حَدَّثَنَا الْحُسَيْنُ بْنُ أَسْوَدَ الْعِجْلِيُّ حَدَّثَنَا يَحْيَى بْنُ آدَمَ حَدَّثَنَا شَرِيكٌ عَنْ جِبْرِيلَ بْنِ أَحْمَرَ أَبِي بَكْرٍ عَنْ ابْنِ بُرَيْدَةَ عَنْ أَبِيهِ قَالَ مَاتَ رَجُلٌ مِنْ خُزَاعَةَ فَأُتِيَ النَّبِيُّ صَلَّى اللَّهُ عَلَيْهِ وَسَلَّمَ بِمِيرَاثِهِ فَقَالَ الْتَمِسُوا لَهُ وَارِثًا أَوْ ذَا رَحِمٍ فَلَمْ يَجِدُوا لَهُ وَارِثًا وَلَا ذَا رَحِمٍ فَقَالَ رَسُولُ اللَّهِ صَلَّى اللَّهُ عَلَيْهِ وَسَلَّمَ أَعْطُوهُ الْكُبْرَ مِنْ خُزَاعَةَ وَقَالَ يَحْيَى قَدْ سَمِعْتُهُ مَرَّةً يَقُولُ فِي هَذَا الْحَدِيثِ انْظُرُوا أَكْبَرَ رَجُلٍ مِنْ خُزَاعَةَ

 

(Abdullah b. Büreyde'nin) babasından demiştir:

 

Huzaa kabilesinden bir adam öldü de mirası Peygamber (s.a.v.)'e getirildi.
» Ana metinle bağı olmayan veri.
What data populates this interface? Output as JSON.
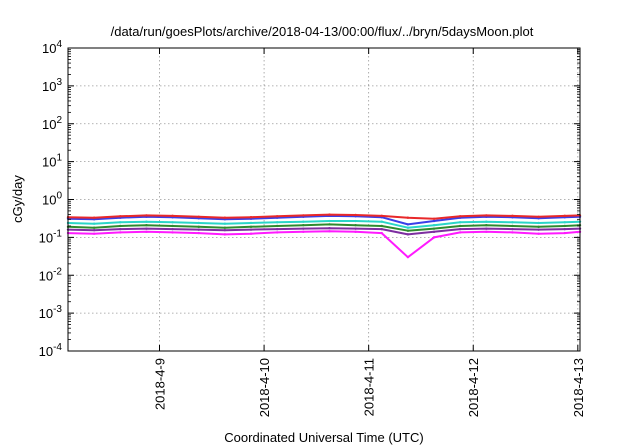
{
  "chart_data": {
    "type": "line",
    "title": "/data/run/goesPlots/archive/2018-04-13/00:00/flux/../bryn/5daysMoon.plot",
    "xlabel": "Coordinated Universal Time (UTC)",
    "ylabel": "cGy/day",
    "yscale": "log",
    "ylim": [
      0.0001,
      10000
    ],
    "xlim": [
      "2018-04-08T03:00",
      "2018-04-13T00:30"
    ],
    "grid": true,
    "y_ticks": [
      {
        "base": "10",
        "exp": "-4",
        "value": 0.0001
      },
      {
        "base": "10",
        "exp": "-3",
        "value": 0.001
      },
      {
        "base": "10",
        "exp": "-2",
        "value": 0.01
      },
      {
        "base": "10",
        "exp": "-1",
        "value": 0.1
      },
      {
        "base": "10",
        "exp": "0",
        "value": 1
      },
      {
        "base": "10",
        "exp": "1",
        "value": 10
      },
      {
        "base": "10",
        "exp": "2",
        "value": 100
      },
      {
        "base": "10",
        "exp": "3",
        "value": 1000
      },
      {
        "base": "10",
        "exp": "4",
        "value": 10000
      }
    ],
    "x_ticks": [
      {
        "label": "2018-4-9",
        "value": "2018-04-09T00:00"
      },
      {
        "label": "2018-4-10",
        "value": "2018-04-10T00:00"
      },
      {
        "label": "2018-4-11",
        "value": "2018-04-11T00:00"
      },
      {
        "label": "2018-4-12",
        "value": "2018-04-12T00:00"
      },
      {
        "label": "2018-4-13",
        "value": "2018-04-13T00:00"
      }
    ],
    "x": [
      "2018-04-08T03:00",
      "2018-04-08T09:00",
      "2018-04-08T15:00",
      "2018-04-08T21:00",
      "2018-04-09T03:00",
      "2018-04-09T09:00",
      "2018-04-09T15:00",
      "2018-04-09T21:00",
      "2018-04-10T03:00",
      "2018-04-10T09:00",
      "2018-04-10T15:00",
      "2018-04-10T21:00",
      "2018-04-11T03:00",
      "2018-04-11T09:00",
      "2018-04-11T15:00",
      "2018-04-11T21:00",
      "2018-04-12T03:00",
      "2018-04-12T09:00",
      "2018-04-12T15:00",
      "2018-04-12T21:00",
      "2018-04-13T00:30"
    ],
    "series": [
      {
        "color": "#e8282a",
        "values": [
          0.34,
          0.33,
          0.36,
          0.38,
          0.37,
          0.35,
          0.33,
          0.34,
          0.36,
          0.38,
          0.4,
          0.39,
          0.37,
          0.33,
          0.31,
          0.36,
          0.38,
          0.37,
          0.35,
          0.37,
          0.38
        ]
      },
      {
        "color": "#3a3ee8",
        "values": [
          0.31,
          0.3,
          0.33,
          0.35,
          0.34,
          0.32,
          0.3,
          0.31,
          0.33,
          0.35,
          0.37,
          0.36,
          0.34,
          0.22,
          0.27,
          0.33,
          0.35,
          0.34,
          0.32,
          0.34,
          0.35
        ]
      },
      {
        "color": "#2ad6c8",
        "values": [
          0.24,
          0.23,
          0.25,
          0.26,
          0.25,
          0.24,
          0.23,
          0.24,
          0.25,
          0.26,
          0.27,
          0.27,
          0.26,
          0.18,
          0.21,
          0.25,
          0.26,
          0.25,
          0.24,
          0.25,
          0.26
        ]
      },
      {
        "color": "#2e8a2e",
        "values": [
          0.19,
          0.18,
          0.2,
          0.21,
          0.2,
          0.19,
          0.18,
          0.19,
          0.2,
          0.21,
          0.22,
          0.21,
          0.2,
          0.15,
          0.17,
          0.2,
          0.21,
          0.2,
          0.19,
          0.2,
          0.21
        ]
      },
      {
        "color": "#7d2ea0",
        "values": [
          0.16,
          0.155,
          0.165,
          0.17,
          0.165,
          0.16,
          0.155,
          0.16,
          0.165,
          0.17,
          0.175,
          0.17,
          0.165,
          0.12,
          0.14,
          0.165,
          0.17,
          0.165,
          0.16,
          0.165,
          0.17
        ]
      },
      {
        "color": "#ff1aff",
        "values": [
          0.13,
          0.125,
          0.135,
          0.14,
          0.135,
          0.13,
          0.12,
          0.125,
          0.135,
          0.14,
          0.145,
          0.14,
          0.13,
          0.03,
          0.1,
          0.135,
          0.14,
          0.135,
          0.125,
          0.13,
          0.14
        ]
      }
    ]
  }
}
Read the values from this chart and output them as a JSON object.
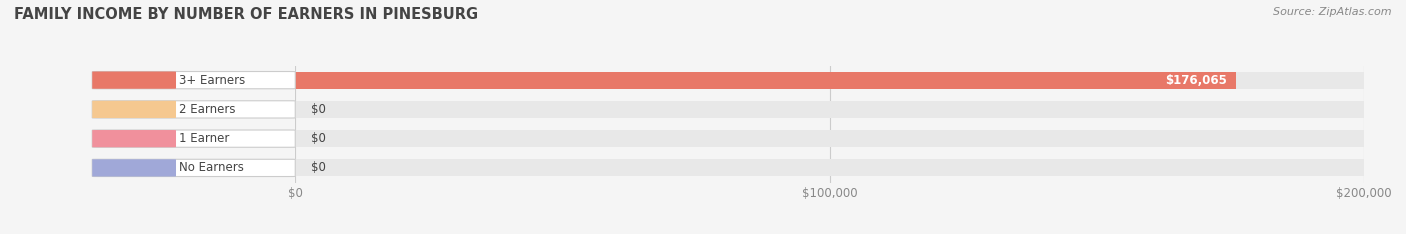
{
  "title": "FAMILY INCOME BY NUMBER OF EARNERS IN PINESBURG",
  "source": "Source: ZipAtlas.com",
  "categories": [
    "No Earners",
    "1 Earner",
    "2 Earners",
    "3+ Earners"
  ],
  "values": [
    0,
    0,
    0,
    176065
  ],
  "bar_colors": [
    "#a0a8d8",
    "#f0909c",
    "#f5c890",
    "#e87868"
  ],
  "value_labels": [
    "$0",
    "$0",
    "$0",
    "$176,065"
  ],
  "xlim": [
    0,
    200000
  ],
  "xticks": [
    0,
    100000,
    200000
  ],
  "xtick_labels": [
    "$0",
    "$100,000",
    "$200,000"
  ],
  "bg_color": "#f5f5f5",
  "bar_bg_color": "#e8e8e8",
  "title_color": "#444444",
  "tick_color": "#888888",
  "source_color": "#888888"
}
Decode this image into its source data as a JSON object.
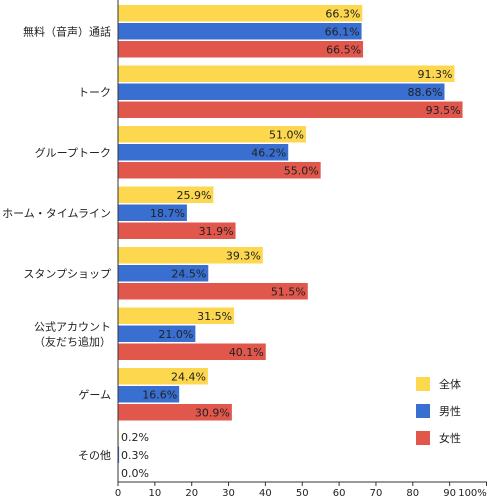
{
  "chart_data": {
    "type": "bar",
    "orientation": "horizontal",
    "categories": [
      [
        "無料（音声）通話"
      ],
      [
        "トーク"
      ],
      [
        "グループトーク"
      ],
      [
        "ホーム・タイムライン"
      ],
      [
        "スタンプショップ"
      ],
      [
        "公式アカウント",
        "（友だち追加）"
      ],
      [
        "ゲーム"
      ],
      [
        "その他"
      ]
    ],
    "series": [
      {
        "name": "全体",
        "color": "#fdd84e",
        "values": [
          66.3,
          91.3,
          51.0,
          25.9,
          39.3,
          31.5,
          24.4,
          0.2
        ]
      },
      {
        "name": "男性",
        "color": "#3a6fd2",
        "values": [
          66.1,
          88.6,
          46.2,
          18.7,
          24.5,
          21.0,
          16.6,
          0.3
        ]
      },
      {
        "name": "女性",
        "color": "#e2574c",
        "values": [
          66.5,
          93.5,
          55.0,
          31.9,
          51.5,
          40.1,
          30.9,
          0.0
        ]
      }
    ],
    "data_labels": [
      [
        "66.3%",
        "91.3%",
        "51.0%",
        "25.9%",
        "39.3%",
        "31.5%",
        "24.4%",
        "0.2%"
      ],
      [
        "66.1%",
        "88.6%",
        "46.2%",
        "18.7%",
        "24.5%",
        "21.0%",
        "16.6%",
        "0.3%"
      ],
      [
        "66.5%",
        "93.5%",
        "55.0%",
        "31.9%",
        "51.5%",
        "40.1%",
        "30.9%",
        "0.0%"
      ]
    ],
    "x_ticks": [
      "0",
      "10",
      "20",
      "30",
      "40",
      "50",
      "60",
      "70",
      "80",
      "90",
      "100%"
    ],
    "xlim": [
      0,
      100
    ],
    "legend_position": "bottom-right",
    "grid": false
  }
}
Bunun üzerine (Hz. Peygamber):

 

"Onun varis (leri)ni yahut da yakın(lar)ını arayıp bulunuz" buyurdu. (Fakat sahabiler) "Ona ait bir varis yahutta bir akraba bulamadılar." Rasûlullah (s.a.v.) de:

 

"Bu mirası Huzaa'nın en yaşlısına veriniz." buyurdu.

 

(Ravi Yah­ya b. Muin) dedi ki: Ben Mürre'nin bu hadisi bir defasında da (şöyle) rivayet ettiğini işittim: "Huzaa kabilesinin en yaşlı adamını arayınız."

 

 

İzah:

Bir önceki hadis-i şerifin şerhindeki açıklama bu hadis için de geçerlidir. Bu iki hadiste söz konusu edilen hadise aynı hadisedir. Binaenaleyh hadis-i şerifte bulunan onun varislerini yahutta ya­kınlarını arayıp bulunuz cümlesi aslında bir önceki hadis-i şerifte de vardır. Bu cümledeki yakınlar kelimesi ile zevilerham kasdedildiği için de musannif Ebû Dâvûd bu iki hadisi zevilerham, babında zikretmiştir.

 

Başka bir deyişle Ebû Davud'a göre; bu iki hadiste mevzûmuzun  bab  başlığıyla  ilgisini  "yakınlar"   kelimesi  teşkil etmektedir. Dolayısıyla bu iki hadis bir önceki hadis gibi varisi bulunmayan bir kimsenin mirasının zevilerham denilen yakınlarına kalacağına delalet et­mektedir.